Pre-commit Integration
Quick Setup
# .pre-commit-config.yaml
repos:
- repo: local
hooks:
- id: claude-review
name: Claude Code Review
entry: claude -p "Check this diff for obvious issues" --max-turns 1
language: system
stages: [pre-commit]
pass_filenames: false
Staged Files Review
#!/bin/bash
# .git/hooks/pre-commit
staged_files=$(git diff --cached --name-only)
if [ -n "$staged_files" ]; then
git diff --cached | claude -p "Quick review of staged changes. Report only critical issues." \
--max-turns 1 --output-format text
fi
See AUTOMATION.md for more automation patterns.
Quality Gates
PR Approval Gate
- name: Quality Gate
run: |
result=$(claude -p "Analyze PR #${{ github.event.pull_request.number }} \
for security issues, breaking changes, and test coverage. \
Output JSON: {\"approved\": boolean, \"blockers\": string[]}" \
--output-format json --json-schema '...')
if [ "$(echo $result | jq -r '.structured_output.approved')" != "true" ]; then
echo "Quality gate failed"
exit 1
fi
Test Coverage Gate
- name: Coverage Analysis
run: |
bun test --coverage > coverage.txt
claude -p "Analyze coverage report. Fail if coverage < 80% \
or critical paths uncovered." < coverage.txt
See PIPELINES.md for pipeline integration patterns.
Automated Review Workflow
Standard PR Review
name: Automated PR Review
on:
pull_request:
types: [opened, synchronize]
jobs:
review:
runs-on: ubuntu-latest
permissions:
pull-requests: write
steps:
- uses: actions/checkout@v4
with:
fetch-depth: 0
- name: Get PR Diff
run: gh pr diff ${{ github.event.pull_request.number }} > diff.txt
env:
GH_TOKEN: ${{ github.token }}
- name: Claude Review
env:
ANTHROPIC_API_KEY: ${{ secrets.ANTHROPIC_API_KEY }}
run: |
review=$(claude -p "Review this PR diff.
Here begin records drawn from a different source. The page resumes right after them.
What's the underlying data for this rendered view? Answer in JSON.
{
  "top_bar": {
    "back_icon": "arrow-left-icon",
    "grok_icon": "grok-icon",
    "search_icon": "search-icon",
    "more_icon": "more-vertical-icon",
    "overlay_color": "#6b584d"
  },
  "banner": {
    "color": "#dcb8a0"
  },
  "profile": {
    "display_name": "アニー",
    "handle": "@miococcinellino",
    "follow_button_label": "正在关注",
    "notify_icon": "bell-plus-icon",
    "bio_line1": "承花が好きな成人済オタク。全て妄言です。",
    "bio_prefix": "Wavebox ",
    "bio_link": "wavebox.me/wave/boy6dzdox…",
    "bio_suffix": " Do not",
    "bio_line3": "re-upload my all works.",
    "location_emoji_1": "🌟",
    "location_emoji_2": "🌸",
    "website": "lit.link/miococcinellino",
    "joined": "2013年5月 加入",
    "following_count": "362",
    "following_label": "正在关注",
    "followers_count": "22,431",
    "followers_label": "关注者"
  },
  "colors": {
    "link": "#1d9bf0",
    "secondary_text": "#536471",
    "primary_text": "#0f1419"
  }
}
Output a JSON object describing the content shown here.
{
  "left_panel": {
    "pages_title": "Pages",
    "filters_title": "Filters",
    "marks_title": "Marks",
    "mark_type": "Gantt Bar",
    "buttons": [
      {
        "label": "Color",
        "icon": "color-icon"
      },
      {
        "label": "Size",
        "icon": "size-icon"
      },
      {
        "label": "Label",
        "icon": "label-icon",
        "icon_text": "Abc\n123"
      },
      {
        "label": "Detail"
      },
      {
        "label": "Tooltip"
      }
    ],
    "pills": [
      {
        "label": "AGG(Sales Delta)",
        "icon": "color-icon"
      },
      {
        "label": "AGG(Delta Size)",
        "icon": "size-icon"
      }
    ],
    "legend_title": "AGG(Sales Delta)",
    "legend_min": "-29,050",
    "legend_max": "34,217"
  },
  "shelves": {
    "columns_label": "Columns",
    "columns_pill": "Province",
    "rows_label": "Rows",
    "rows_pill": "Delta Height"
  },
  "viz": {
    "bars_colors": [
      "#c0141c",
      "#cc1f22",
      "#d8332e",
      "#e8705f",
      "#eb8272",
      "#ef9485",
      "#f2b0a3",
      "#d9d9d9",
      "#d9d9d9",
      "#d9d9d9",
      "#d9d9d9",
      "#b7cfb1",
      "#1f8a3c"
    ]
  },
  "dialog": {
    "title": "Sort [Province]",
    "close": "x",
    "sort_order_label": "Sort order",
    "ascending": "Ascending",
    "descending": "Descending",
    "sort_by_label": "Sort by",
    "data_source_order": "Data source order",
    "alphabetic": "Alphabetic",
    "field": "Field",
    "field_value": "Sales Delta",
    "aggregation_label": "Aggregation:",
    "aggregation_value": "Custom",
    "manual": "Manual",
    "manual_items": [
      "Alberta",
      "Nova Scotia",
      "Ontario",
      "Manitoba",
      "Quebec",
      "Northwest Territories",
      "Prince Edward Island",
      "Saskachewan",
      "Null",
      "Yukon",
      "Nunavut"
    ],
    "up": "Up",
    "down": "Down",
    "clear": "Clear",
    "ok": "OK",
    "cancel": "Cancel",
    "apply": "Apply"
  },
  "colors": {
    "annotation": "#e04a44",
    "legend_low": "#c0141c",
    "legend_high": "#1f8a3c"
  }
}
Focus on:
- Security vulnerabilities
- Logic errors
- Performance issues
- Missing error handling
Format as markdown with sections." < diff.txt)
gh pr comment ${{ github.event.pull_request.number }} --body "$review"
env:
GH_TOKEN: ${{ github.token }}
Test Automation
Fix Failing Tests
- name: Run Tests
id: tests
continue-on-error: true
run: bun test 2>&1 | tee test-output.txt
- name: Fix Failing Tests
if: steps.tests.outcome == 'failure'
env:
ANTHROPIC_API_KEY: ${{ secrets.ANTHROPIC_API_KEY }}
run: |
claude -p "Fix the failing tests. Test output:
$(cat test-output.txt)
Make minimal changes to fix the tests." \
--allowedTools "Read,Edit,Bash(bun test:*)"
Generate Missing Tests
- name: Generate Tests for Changed Files
run: |
changed_files=$(git diff --name-only origin/main...HEAD -- '*.ts' '*.tsx')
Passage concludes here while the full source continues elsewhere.